Description
This work demonstrates Leonard Lehrer’s primacy as a printmaker. Marrying together bold lines with subtle shading, he creates a remarkable three-dimensionality. This beautiful rendition of the opulent Pushkin Gardens, Russia’s first landscape garden when it was built in about 1770 by Catherine the Great, simultaneously has the character of a line drawing with the aliveness of the hyperrealists. This technique, found in all of Lehrer’s Formal Gardens works and a Lehrer hallmark, is difficult to achieve successfully in the challenging arena of lithography.
Perhaps more important to Lehrer’s legacy is his interweaving of classical balance and extreme order, on the one hand, with a romantic vision on the other. He was deeply interested in structure and balance and harmony, with the result of great but restrained beauty.
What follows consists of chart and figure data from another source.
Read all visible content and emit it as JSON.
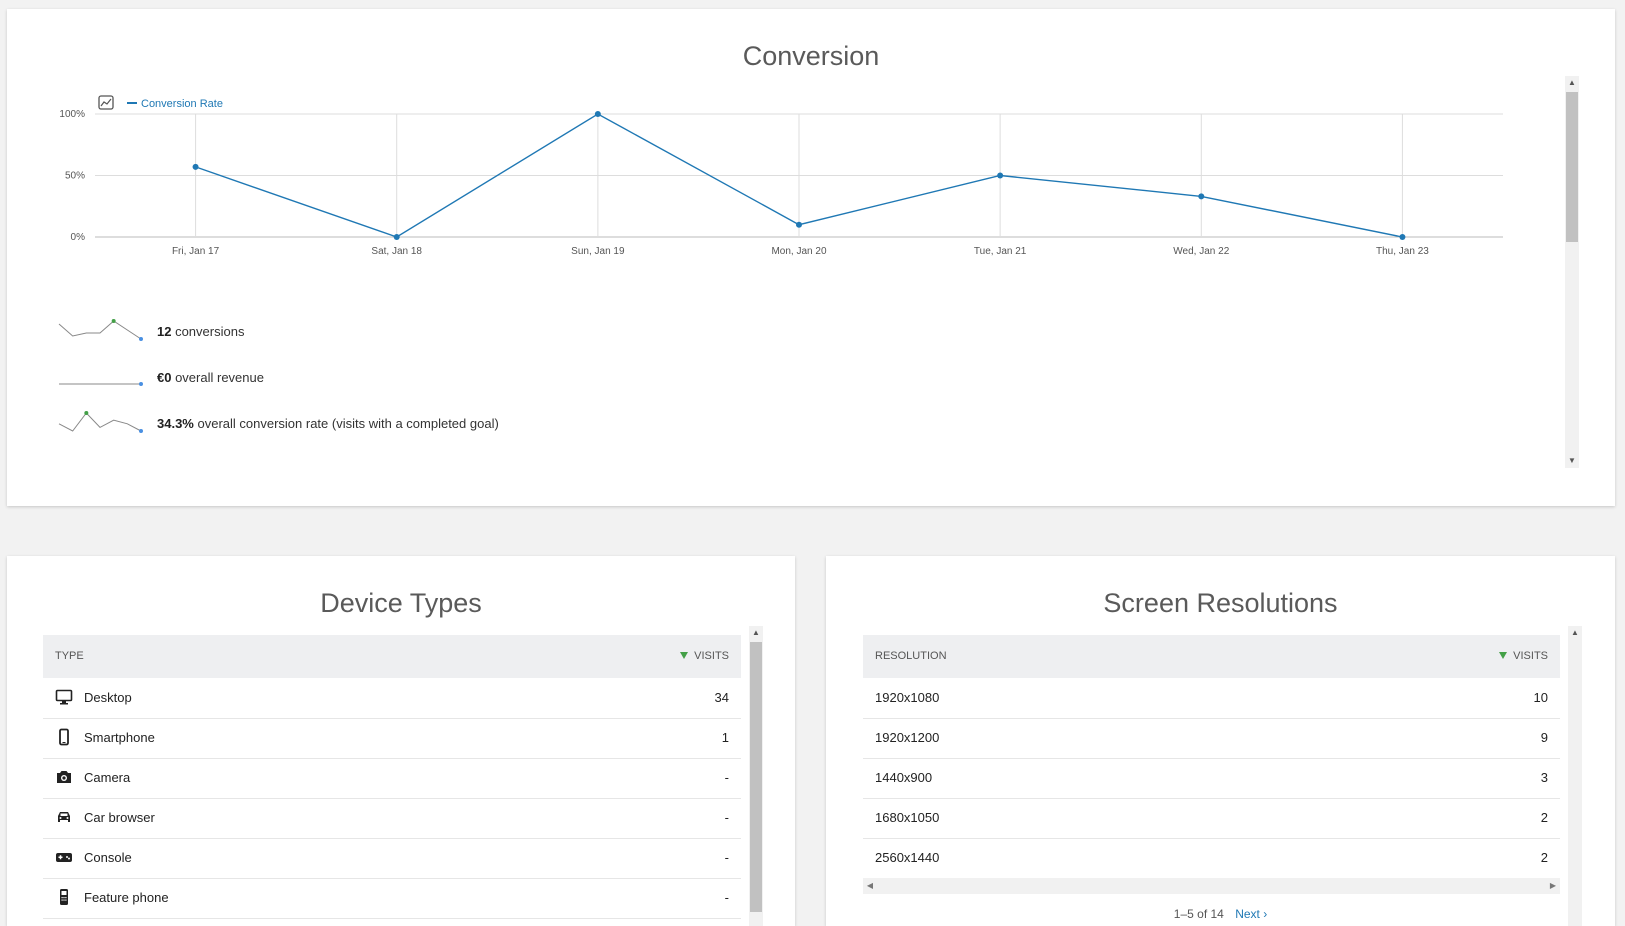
{
  "conversion": {
    "title": "Conversion",
    "legend": "Conversion Rate",
    "chart_data": {
      "type": "line",
      "categories": [
        "Fri, Jan 17",
        "Sat, Jan 18",
        "Sun, Jan 19",
        "Mon, Jan 20",
        "Tue, Jan 21",
        "Wed, Jan 22",
        "Thu, Jan 23"
      ],
      "series": [
        {
          "name": "Conversion Rate",
          "values": [
            57,
            0,
            100,
            10,
            50,
            33,
            0
          ]
        }
      ],
      "yticks": [
        "0%",
        "50%",
        "100%"
      ],
      "ylim": [
        0,
        100
      ],
      "grid": true,
      "legend": "top-left",
      "color": "#1f78b4"
    },
    "sparklines": [
      {
        "value": "12",
        "text": " conversions",
        "points": [
          5,
          1,
          2,
          2,
          6,
          3,
          0
        ]
      },
      {
        "value": "€0",
        "text": " overall revenue",
        "points": [
          0,
          0,
          0,
          0,
          0,
          0,
          0
        ]
      },
      {
        "value": "34.3%",
        "text": " overall conversion rate (visits with a completed goal)",
        "points": [
          3,
          1,
          6,
          2,
          4,
          3,
          1
        ]
      }
    ]
  },
  "device_types": {
    "title": "Device Types",
    "col_type": "TYPE",
    "col_visits": "VISITS",
    "rows": [
      {
        "icon": "desktop-icon",
        "label": "Desktop",
        "visits": "34"
      },
      {
        "icon": "smartphone-icon",
        "label": "Smartphone",
        "visits": "1"
      },
      {
        "icon": "camera-icon",
        "label": "Camera",
        "visits": "-"
      },
      {
        "icon": "car-icon",
        "label": "Car browser",
        "visits": "-"
      },
      {
        "icon": "console-icon",
        "label": "Console",
        "visits": "-"
      },
      {
        "icon": "feature-phone-icon",
        "label": "Feature phone",
        "visits": "-"
      }
    ]
  },
  "screen_resolutions": {
    "title": "Screen Resolutions",
    "col_res": "RESOLUTION",
    "col_visits": "VISITS",
    "rows": [
      {
        "label": "1920x1080",
        "visits": "10"
      },
      {
        "label": "1920x1200",
        "visits": "9"
      },
      {
        "label": "1440x900",
        "visits": "3"
      },
      {
        "label": "1680x1050",
        "visits": "2"
      },
      {
        "label": "2560x1440",
        "visits": "2"
      }
    ],
    "pagination": "1–5 of 14",
    "next_label": "Next ›"
  },
  "colors": {
    "accent": "#1f78b4",
    "sort_arrow": "#43a047",
    "spark_max": "#43a047",
    "spark_last": "#4a90e2"
  }
}
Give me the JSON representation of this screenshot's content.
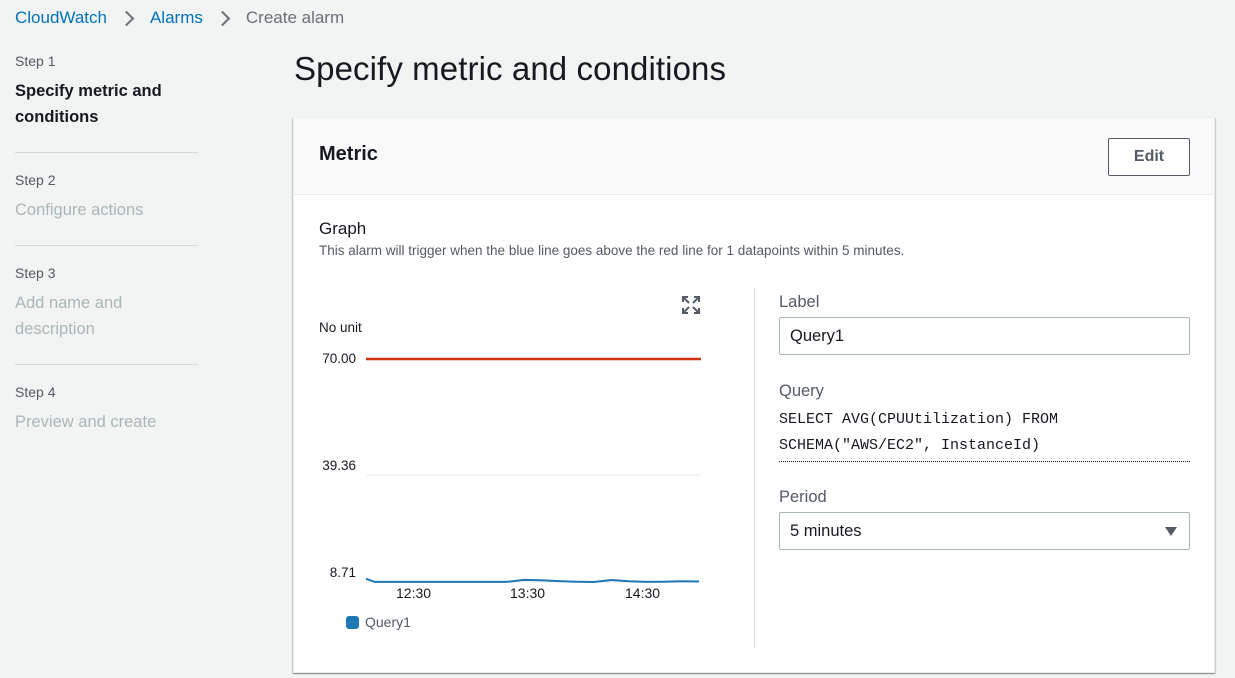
{
  "breadcrumb": {
    "items": [
      "CloudWatch",
      "Alarms",
      "Create alarm"
    ]
  },
  "steps": [
    {
      "number": "Step 1",
      "title": "Specify metric and conditions",
      "active": true
    },
    {
      "number": "Step 2",
      "title": "Configure actions",
      "active": false
    },
    {
      "number": "Step 3",
      "title": "Add name and description",
      "active": false
    },
    {
      "number": "Step 4",
      "title": "Preview and create",
      "active": false
    }
  ],
  "page": {
    "title": "Specify metric and conditions"
  },
  "metric_panel": {
    "title": "Metric",
    "edit_label": "Edit",
    "graph_label": "Graph",
    "graph_description": "This alarm will trigger when the blue line goes above the red line for 1 datapoints within 5 minutes."
  },
  "form": {
    "label_title": "Label",
    "label_value": "Query1",
    "query_title": "Query",
    "query_value": "SELECT AVG(CPUUtilization) FROM SCHEMA(\"AWS/EC2\", InstanceId)",
    "period_title": "Period",
    "period_value": "5 minutes"
  },
  "chart_data": {
    "type": "line",
    "ylabel": "No unit",
    "ytick_labels": [
      "70.00",
      "39.36",
      "8.71"
    ],
    "ylim": [
      8.71,
      70.0
    ],
    "xtick_labels": [
      "12:30",
      "13:30",
      "14:30"
    ],
    "threshold": {
      "value": 70.0,
      "color": "#d13212"
    },
    "series": [
      {
        "name": "Query1",
        "color": "#1f77b4",
        "x": [
          "11:50",
          "11:55",
          "12:00",
          "12:10",
          "12:20",
          "12:30",
          "12:40",
          "12:50",
          "13:00",
          "13:10",
          "13:20",
          "13:30",
          "13:40",
          "13:50",
          "14:00",
          "14:10",
          "14:20",
          "14:30",
          "14:40",
          "14:50",
          "15:00"
        ],
        "values": [
          9.6,
          8.75,
          8.75,
          8.74,
          8.73,
          8.74,
          8.75,
          8.73,
          8.75,
          8.74,
          9.3,
          9.2,
          8.95,
          8.78,
          8.72,
          9.25,
          8.9,
          8.74,
          8.8,
          8.9,
          8.85
        ]
      }
    ]
  }
}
This work was done while Lehrer was the Director of the School of Art at Arizona State University, working with the legendary print-maker Jules Heller, and was printed at the equally-legendary Tamarind Institute with the assistance of master printmaker Ben Q. Adams.
This work is part of Lehrer’s Formal Garden series, which also includes “Formal Gardens” (1975), “View of St. Petersburg (1978), “Sabika” (1972), “Royal Garden (Herrenhausen)” (1977), “Italianate Garden” (1973), and “La Granja de San Ildefonso” (1978).
Lehrer is among the country’s leading printmakers, with works at The Museum of Modern Art, The Metropolitan Museum of Art, The Corcoran Gallery of Art, The National Gallery of Art, and The Bibliotheque Nationale de France.